Bonner, when you are ready to “settle” this matter I could ship you some of my fliplines that have been degraded to lesser service.
 
I have become maybe a bit to comfortable about cutting close to my lanyard. This experience will certainly make me more cautious of that. The dull chain was also safety chain. When I called down for the saw I asked how it was cutting I was told "fine for safety chain". Also the bar rails were a bit beveled and could have used a filing. Guess I should have checked all this out before leaving the ground. When I was making the under cut for the bypass I was literally fighting the chain to make the cut. I am fairly confident that a properly maintained bar and chain would have made this just another tree and move onto the next.
 
Merle that sounds great. If you send em to me C/O TreeStuff I can move it closer to the top of my docket!

It will be appreciated!
 
Does anyone run a 5/8" or bigger lanyard?

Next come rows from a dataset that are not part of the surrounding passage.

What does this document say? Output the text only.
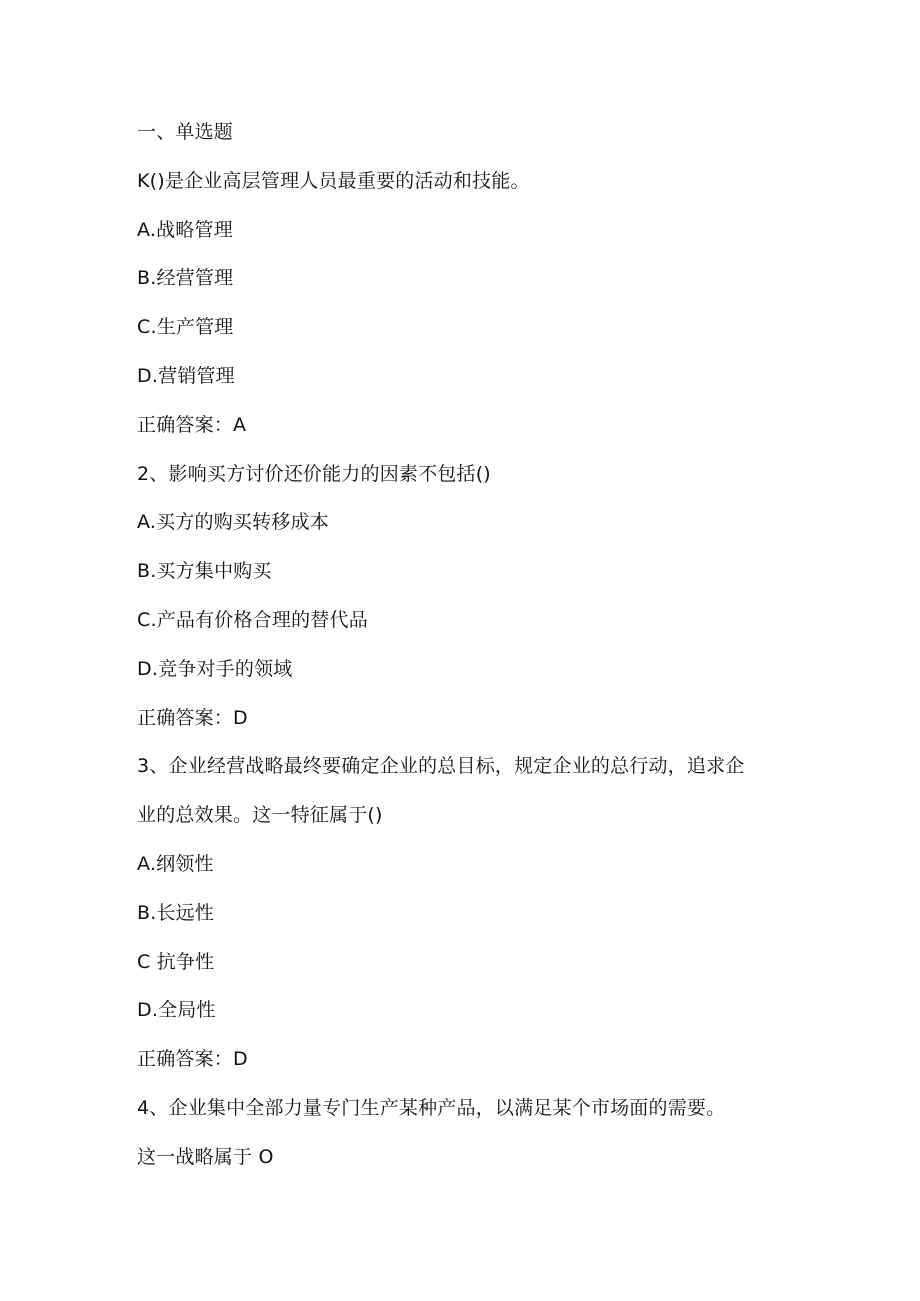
一、单选题
K()是企业高层管理人员最重要的活动和技能。
A.战略管理
B.经营管理
C.生产管理
D.营销管理
正确答案：A
2、影响买方讨价还价能力的因素不包括()
A.买方的购买转移成本
B.买方集中购买
C.产品有价格合理的替代品
D.竞争对手的领域
正确答案：D
3、企业经营战略最终要确定企业的总目标，规定企业的总行动，追求企
业的总效果。这一特征属于()
A.纲领性
B.长远性
C 抗争性
D.全局性
正确答案：D
4、企业集中全部力量专门生产某种产品，以满足某个市场面的需要。
这一战略属于 O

What benefit is there? I think the best lanyard is the one you are comfortable with. I like the steel core on sappy trees and trees where I spend a lot of time on the spar, but saying that I haven't use anything but a rope lanyard in 1 2w/2 year.
So try both and you can always switch back and forth rope for pruning steel for removals etc. Use the right tool for you on the right job
 
In the 15+ years I've been climbing- doing mostly pine/fir/spruce removals- I've used a wire core lanyard. Mostly for the convenience in sappy situations. Twice I've hit the lanyard. Both times at the end of the day (tired) with a larger saw piecing out a spar. Neither time did it cut through the cable, I don’t run safety chain or dull saws. Not saying it’s impossible but, certainly not as likely to cut as a rope. I teach to use the wire core on removals, just another added safety in a dangerous job. To me the question is; if you're not by a powerline, why not use it?
 
Thanks for the input everyone. I'm sold on getting a wire core flip line checked out what they had at the local saw shop but decided to hold out for a Yale maxi flip sport 12 footer from tree stuff. I think I will hold off on ordering an adjuster for now and just use an i2i. Tis the season to be cheap.